Anyone who’s ever graced a dancefloor knows that it’s near impossible to resist dancing to disco music, a phenomenon observed in the socially distanced audience at The Space, who applied a variety of head-bopping and toe-tapping techniques to the pre-show playlist. Nick Dawkin’s Dancing To Disco uses this as the background to a superbly crafted monologue that deals with class, inequalities, and coming of age.
Tommy is a typical working-class lad from Manchester, a scholarship has given him an education that his peers would be deprived off, but his own hard work has paid off, securing him a university place at Oxford. Tommy tells us that he’s the first in his family, and the first in his street, to go to university, and on this, his final Saturday in Manchester, we share his extraordinary night out.
Like Tommy himself, we never really know what to expect next. Dawkin’s has written a play that is neither obvious nor convoluted, and instead focusses on a few key issues and deals with them well. The result is that we identify with Tommy almost immediately, sharing his hopes, and disappointments, with him in real time.
The aspect of class is brutally addressed in one particular scene, where Tommy’s future literally hangs on how much change he has in his pocket. It’s beautifully written, as the audience ache with the same anger embarrassment as Tommy does.
Tom Claxton, who worked closely with Dawkins on the script, is a force to be reckoned with. Switching from high energy to downtrodden in a heart beat, his highly expressive performance is gripping, particularly in the way he engages with his audience, making it very easy for us to empathise with the character.
Where Claxton really excels is in the various characters he portrays around Tommy; his family, the friends he’ll leave behind, and the potential friends of his future. Each of these are imbued with their own personality, mannerisms, and tone of voice that captivates the audience.
Director, Charlie Norburn, delicately balances those spirited scenes with the more serious. It allows the themes of class difference and Northern identity to get the attention they deserve. The staging may be simple, but it’s effective, bringing the city of Manchester into vivid focus, while Caelan Oram’s lighting design creates distinct and identifiable scenes.

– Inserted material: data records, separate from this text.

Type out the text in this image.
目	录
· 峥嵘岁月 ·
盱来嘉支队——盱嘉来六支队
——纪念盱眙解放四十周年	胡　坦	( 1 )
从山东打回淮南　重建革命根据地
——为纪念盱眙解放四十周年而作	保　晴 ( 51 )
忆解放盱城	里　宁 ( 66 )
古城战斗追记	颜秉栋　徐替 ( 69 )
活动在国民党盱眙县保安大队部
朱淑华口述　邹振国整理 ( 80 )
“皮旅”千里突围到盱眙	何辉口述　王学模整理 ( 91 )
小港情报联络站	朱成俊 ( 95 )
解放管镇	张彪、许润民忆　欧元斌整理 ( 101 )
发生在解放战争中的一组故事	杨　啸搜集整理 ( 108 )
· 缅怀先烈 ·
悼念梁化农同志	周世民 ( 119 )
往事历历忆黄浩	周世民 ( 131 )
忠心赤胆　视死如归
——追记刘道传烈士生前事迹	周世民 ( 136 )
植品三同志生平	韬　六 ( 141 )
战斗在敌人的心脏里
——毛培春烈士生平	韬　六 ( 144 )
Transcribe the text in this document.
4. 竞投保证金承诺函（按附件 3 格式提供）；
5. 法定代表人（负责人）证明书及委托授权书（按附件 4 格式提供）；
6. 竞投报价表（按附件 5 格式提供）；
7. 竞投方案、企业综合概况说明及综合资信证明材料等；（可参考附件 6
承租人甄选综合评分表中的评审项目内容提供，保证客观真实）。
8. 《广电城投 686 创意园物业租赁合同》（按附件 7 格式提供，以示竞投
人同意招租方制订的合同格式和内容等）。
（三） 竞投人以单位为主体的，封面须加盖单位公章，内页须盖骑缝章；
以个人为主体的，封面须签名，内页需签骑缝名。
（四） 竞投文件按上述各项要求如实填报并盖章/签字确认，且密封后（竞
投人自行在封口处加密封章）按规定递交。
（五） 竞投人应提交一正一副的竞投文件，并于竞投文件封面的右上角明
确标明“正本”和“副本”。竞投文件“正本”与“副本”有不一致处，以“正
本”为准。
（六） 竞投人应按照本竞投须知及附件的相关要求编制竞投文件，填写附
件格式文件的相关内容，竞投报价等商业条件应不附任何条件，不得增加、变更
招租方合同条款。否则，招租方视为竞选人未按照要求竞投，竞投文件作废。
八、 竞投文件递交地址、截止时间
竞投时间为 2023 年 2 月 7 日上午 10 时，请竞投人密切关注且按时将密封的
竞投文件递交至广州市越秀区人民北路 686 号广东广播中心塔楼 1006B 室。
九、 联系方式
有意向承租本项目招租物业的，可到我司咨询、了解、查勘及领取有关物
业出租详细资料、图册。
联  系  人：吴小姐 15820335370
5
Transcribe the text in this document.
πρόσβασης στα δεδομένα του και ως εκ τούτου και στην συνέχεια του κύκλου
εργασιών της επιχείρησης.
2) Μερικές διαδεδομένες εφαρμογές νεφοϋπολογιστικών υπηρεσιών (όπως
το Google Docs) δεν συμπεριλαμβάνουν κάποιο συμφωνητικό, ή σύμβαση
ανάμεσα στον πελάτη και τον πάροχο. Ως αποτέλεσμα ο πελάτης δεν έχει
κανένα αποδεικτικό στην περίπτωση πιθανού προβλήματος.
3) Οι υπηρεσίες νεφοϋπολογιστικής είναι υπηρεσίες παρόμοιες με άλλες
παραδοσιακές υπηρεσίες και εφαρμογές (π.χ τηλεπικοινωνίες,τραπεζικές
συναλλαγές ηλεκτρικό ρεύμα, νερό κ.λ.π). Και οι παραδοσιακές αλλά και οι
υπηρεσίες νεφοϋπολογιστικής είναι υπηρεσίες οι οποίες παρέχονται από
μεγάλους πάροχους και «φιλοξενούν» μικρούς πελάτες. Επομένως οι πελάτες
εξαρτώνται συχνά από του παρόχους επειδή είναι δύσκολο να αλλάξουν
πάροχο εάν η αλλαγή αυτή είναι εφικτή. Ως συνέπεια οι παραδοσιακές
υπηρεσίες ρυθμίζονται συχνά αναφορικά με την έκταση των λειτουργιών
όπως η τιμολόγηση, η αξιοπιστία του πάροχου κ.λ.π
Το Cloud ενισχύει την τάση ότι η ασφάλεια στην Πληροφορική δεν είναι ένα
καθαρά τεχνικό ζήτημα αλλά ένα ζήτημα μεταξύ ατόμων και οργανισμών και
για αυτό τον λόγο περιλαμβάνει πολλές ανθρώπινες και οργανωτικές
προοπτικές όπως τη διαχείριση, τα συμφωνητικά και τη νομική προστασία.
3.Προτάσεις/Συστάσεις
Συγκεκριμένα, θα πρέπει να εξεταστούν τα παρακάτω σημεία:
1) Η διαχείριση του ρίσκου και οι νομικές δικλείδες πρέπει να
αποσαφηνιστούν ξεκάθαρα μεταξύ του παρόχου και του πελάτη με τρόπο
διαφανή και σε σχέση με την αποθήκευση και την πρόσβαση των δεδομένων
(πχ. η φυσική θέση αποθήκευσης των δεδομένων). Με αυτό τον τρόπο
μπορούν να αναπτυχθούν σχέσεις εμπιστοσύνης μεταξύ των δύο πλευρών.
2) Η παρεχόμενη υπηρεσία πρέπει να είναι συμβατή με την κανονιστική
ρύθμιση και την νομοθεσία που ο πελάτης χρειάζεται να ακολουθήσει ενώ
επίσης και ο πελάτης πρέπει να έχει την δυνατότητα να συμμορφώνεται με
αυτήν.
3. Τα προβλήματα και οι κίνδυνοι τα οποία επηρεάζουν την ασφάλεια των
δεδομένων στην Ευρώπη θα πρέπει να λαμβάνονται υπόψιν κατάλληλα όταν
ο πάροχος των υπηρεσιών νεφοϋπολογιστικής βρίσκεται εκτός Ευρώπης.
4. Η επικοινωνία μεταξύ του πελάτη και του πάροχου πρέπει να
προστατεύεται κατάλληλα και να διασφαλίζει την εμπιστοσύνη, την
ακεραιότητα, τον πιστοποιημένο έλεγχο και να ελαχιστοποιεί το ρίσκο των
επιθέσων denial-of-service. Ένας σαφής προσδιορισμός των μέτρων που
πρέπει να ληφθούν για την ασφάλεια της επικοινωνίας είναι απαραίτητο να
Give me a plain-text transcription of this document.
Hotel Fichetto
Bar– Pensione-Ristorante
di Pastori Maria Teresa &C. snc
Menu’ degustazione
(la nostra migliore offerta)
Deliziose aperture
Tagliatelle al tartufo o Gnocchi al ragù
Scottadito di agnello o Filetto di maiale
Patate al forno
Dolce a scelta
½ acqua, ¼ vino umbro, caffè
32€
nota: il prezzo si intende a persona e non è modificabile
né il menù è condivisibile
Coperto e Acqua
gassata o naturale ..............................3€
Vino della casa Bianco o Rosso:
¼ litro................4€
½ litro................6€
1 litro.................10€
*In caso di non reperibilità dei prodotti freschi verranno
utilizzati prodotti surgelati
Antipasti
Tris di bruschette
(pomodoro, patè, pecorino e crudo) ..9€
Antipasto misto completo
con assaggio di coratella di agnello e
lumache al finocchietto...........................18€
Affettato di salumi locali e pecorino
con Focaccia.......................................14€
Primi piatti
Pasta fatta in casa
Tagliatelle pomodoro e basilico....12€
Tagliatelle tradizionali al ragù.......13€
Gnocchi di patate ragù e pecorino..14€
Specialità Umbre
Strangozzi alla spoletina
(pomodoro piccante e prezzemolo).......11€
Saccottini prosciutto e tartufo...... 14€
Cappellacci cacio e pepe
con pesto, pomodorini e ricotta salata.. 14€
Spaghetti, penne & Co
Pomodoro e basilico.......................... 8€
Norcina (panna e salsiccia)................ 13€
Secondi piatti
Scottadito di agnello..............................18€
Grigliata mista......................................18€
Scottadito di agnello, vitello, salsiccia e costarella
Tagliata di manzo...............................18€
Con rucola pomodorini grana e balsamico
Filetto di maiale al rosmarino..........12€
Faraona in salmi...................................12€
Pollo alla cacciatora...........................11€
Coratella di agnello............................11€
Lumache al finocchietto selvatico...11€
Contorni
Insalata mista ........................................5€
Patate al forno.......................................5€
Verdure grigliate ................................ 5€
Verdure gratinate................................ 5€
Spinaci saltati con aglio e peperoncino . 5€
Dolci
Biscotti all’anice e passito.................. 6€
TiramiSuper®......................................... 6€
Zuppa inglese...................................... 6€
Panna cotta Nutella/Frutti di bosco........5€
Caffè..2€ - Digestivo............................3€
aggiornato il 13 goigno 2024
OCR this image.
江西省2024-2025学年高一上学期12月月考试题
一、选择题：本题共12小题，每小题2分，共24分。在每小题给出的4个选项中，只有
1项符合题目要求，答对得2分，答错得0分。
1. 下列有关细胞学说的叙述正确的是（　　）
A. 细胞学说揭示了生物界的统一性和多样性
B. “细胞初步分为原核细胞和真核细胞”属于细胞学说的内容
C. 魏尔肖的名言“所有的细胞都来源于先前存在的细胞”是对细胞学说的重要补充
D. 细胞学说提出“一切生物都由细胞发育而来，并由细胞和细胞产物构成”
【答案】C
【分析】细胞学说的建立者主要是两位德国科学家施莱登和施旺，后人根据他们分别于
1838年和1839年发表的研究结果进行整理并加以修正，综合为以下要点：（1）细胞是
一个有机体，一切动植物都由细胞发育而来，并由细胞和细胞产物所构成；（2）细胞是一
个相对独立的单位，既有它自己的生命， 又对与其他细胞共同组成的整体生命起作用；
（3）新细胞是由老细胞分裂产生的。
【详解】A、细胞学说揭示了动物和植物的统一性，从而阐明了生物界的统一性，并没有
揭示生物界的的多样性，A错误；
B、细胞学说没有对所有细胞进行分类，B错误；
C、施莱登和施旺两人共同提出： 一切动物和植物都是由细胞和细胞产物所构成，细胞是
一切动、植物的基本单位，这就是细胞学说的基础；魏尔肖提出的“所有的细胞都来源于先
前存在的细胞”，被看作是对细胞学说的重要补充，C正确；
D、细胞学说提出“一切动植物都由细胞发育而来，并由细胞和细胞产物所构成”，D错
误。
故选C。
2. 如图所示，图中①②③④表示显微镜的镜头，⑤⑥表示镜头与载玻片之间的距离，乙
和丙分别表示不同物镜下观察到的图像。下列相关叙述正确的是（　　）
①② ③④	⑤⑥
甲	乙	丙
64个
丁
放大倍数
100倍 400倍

The writer probably only intends Tommy and the characters around him to exist in this one-night snapshot, but the characters are so well developed there’s more than enough here to expand it out into a full length play. There’s even potential for it to follow in the footsteps of Fleabag and be the next fringe show to transfer to the small screen; a Mancunian Skins for the roaring twenties.
Even if it remains in its current form, Dancing to Disco is an authentic piece of writing that rings true at every level, and just like your urge to dance at the opening bar of a Donna Summer song, this is  new writing that’s impossible to resist.
Dancing to Disco is at The Space until Saturday 28th August.